Iteratator Design
Q: Why would anyone use iterators when there is a foreach construct?
-
// examples in the D programming language
-
// http://digitalmars.com/d/
-
auto iter = collection.iterator;
-
while(iter.more) {
-
auto v = iter.next;
-
// …
-
}
-
foreach (v; collection) {
-
…
-
}
Answers:
1. Enumerable is the only common interface.
Why? Mixing I/O streams and containers.
Solution:
Make ‘enumerable’ compatible with the foreach construct (ie. it implements opApply).

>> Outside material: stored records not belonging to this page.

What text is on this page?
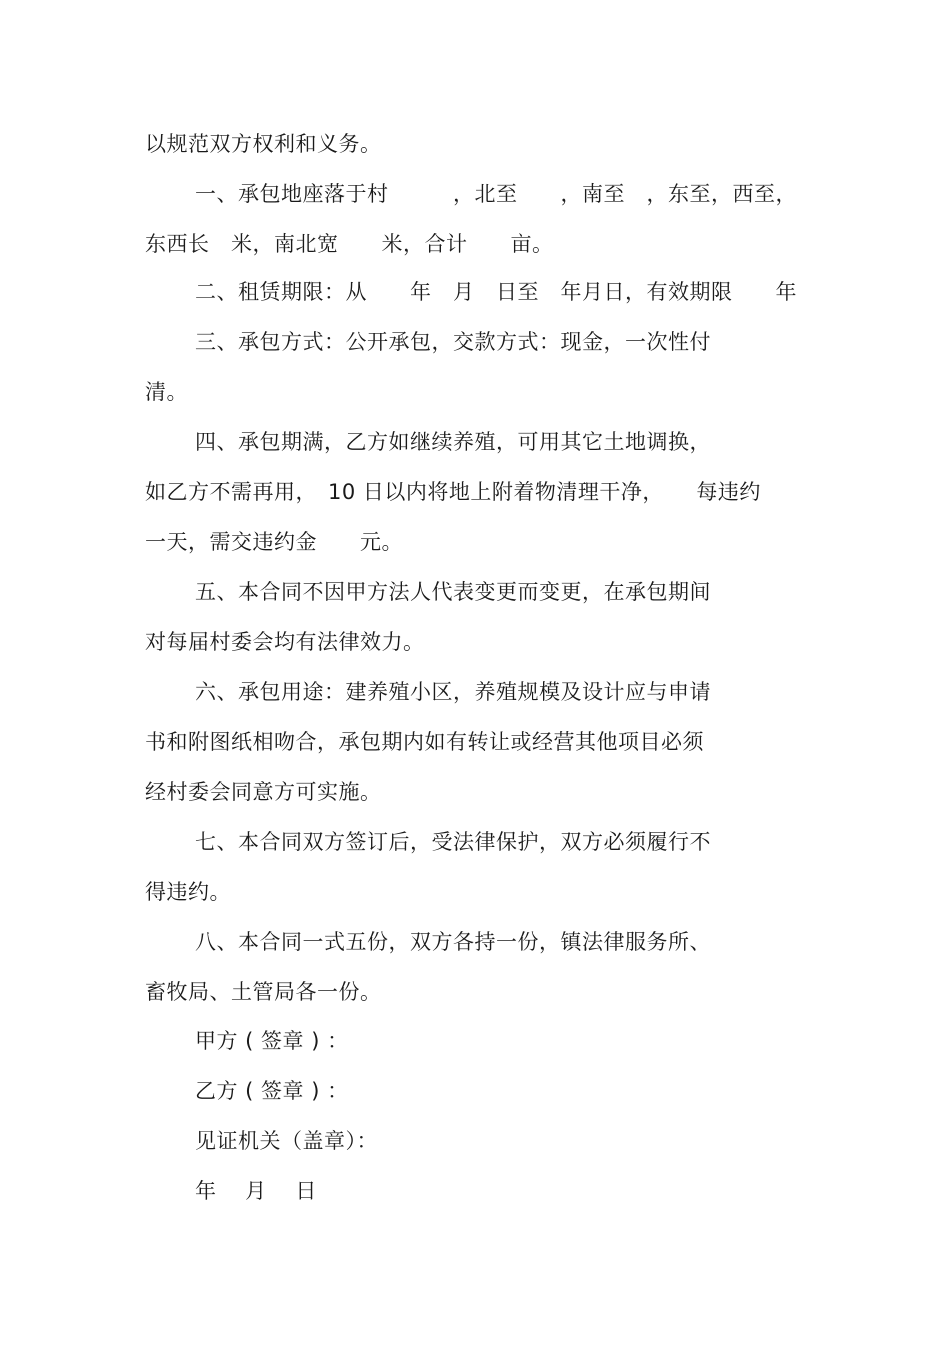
以规范双方权利和义务。
一、承包地座落于村　　　，北至　　，南至　，东至，西至，
东西长　米，南北宽　　米，合计　　亩。
二、租赁期限：从　　年　月　日至　年月日，有效期限　　年
三、承包方式：公开承包，交款方式：现金，一次性付
清。
四、承包期满，乙方如继续养殖，可用其它土地调换，
如乙方不需再用，　10 日以内将地上附着物清理干净，　　每违约
一天，需交违约金　　元。
五、本合同不因甲方法人代表变更而变更，在承包期间
对每届村委会均有法律效力。
六、承包用途：建养殖小区，养殖规模及设计应与申请
书和附图纸相吻合，承包期内如有转让或经营其他项目必须
经村委会同意方可实施。
七、本合同双方签订后，受法律保护，双方必须履行不
得违约。
八、本合同一式五份，双方各持一份，镇法律服务所、
畜牧局、土管局各一份。
甲方 ( 签章 ) ：
乙方 ( 签章 ) ：
见证机关（盖章）：
年　 月　 日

2. Iterators are used to transform the data structure (ala c++ stl).
Solution A:
Have mutable iteration either as default or as an extra call.
-
foreach (inout i; collection.mutating)
-
i++;
Two reasons to have them as an extra protocol:
- The normal interface should be used for guarded operations
- Some collections (eg. sets) should not be able to be mutated in such a manner. Although this can be overcome by the default iterator itself, it supplies a consistent interface.
Solution B:
But what about the “walk of death?” One idea I’ve seen is a purging iterator.
-
foreach (inout purge, inout i; collection.purging) {
-
if (i.stale)
-
purge = true;
-
else
-
i++;
-
}
3. Iterators are used as markers.
Why? It Gives constant time access to elements in expensive constructs, such as
linked lists.
-
list.collection.insert(i, b);
This kind of operation greatly speeds insertion in middle of lists; it is
otherwise a O(n) operation: the cost to move every element in an array-based
list, as well as the cost of finding position i in a linked list.

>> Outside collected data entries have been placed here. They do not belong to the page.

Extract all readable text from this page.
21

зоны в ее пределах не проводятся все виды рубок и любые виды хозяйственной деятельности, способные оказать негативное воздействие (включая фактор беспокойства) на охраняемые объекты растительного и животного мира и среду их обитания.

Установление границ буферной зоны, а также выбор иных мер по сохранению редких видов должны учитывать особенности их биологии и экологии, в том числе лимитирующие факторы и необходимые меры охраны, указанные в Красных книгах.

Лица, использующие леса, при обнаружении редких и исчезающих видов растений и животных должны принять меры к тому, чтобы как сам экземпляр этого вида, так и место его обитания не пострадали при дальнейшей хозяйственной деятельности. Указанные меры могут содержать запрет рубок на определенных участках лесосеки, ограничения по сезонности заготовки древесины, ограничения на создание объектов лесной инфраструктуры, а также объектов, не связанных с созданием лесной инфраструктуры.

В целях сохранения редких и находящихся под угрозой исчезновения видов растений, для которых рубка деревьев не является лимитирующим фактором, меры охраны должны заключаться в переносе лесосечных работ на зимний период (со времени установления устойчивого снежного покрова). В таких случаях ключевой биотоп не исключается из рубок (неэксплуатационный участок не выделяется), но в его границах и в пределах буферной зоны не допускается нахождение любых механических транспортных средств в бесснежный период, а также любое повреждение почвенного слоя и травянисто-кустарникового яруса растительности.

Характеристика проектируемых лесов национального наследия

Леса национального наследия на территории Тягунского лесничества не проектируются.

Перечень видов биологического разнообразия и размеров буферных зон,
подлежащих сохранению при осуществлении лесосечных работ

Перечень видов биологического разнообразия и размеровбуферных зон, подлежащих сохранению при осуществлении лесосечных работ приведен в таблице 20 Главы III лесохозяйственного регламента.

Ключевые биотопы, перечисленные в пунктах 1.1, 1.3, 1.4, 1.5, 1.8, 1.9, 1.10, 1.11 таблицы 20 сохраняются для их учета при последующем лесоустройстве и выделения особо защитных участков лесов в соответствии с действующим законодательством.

This should not be used with containers with no concept of order, such as
hash-based constructs.
Solution A:
Make an easy way to iterate from one iterator to another or to the end of a container
-
foreach (i; Range[iter1..iterEnd])
-
{ … }
-
-
foreach (i; Range[iter])
-
{ … }
-
-
foreach (iter, i; IteratorRange[iter1..iterEnd])
-
{ … }
Solution B:
Make it easy to use the iterator in connection with the collection.
-
collection.insertBefore(iter);
Solution C:
Make it easy to re-get the value from an iterator.
-
iter.value
Solution D:
In light of Solutions A-C, rename Iterator to Marker and have it non-enumerable (ie. it only has a value() method.) This, however, will break compatibility with I/O iterators; therefore, it will probably never happen.
4. The iterators are wrapped into transformations or chains.
Why? Self evident-but highly useful.
5. Parallel Iteration
Solution:
Why? It just cannot be done in a foreach construct.
6. Speed.
Is this really an issue? Some of the solutions above assume a speed aspect (2A,B and 3B, for example).
Conclusions:
Looking at these answers, I can see which ones are likely to be useful, at least used most often. Iterators are not cursors (markers). The concern of speed whilst inserting into the middle of a data structure should govern the use of the data structure. Of course, if the data structure does not support that crucial operation it has lost value; but in the case of the a structure like a deque is more appropriate.
Markers are out, but I have learned some useful things in this little exercize.
Wednesday, July 9th, 2008 @ 1:04 pm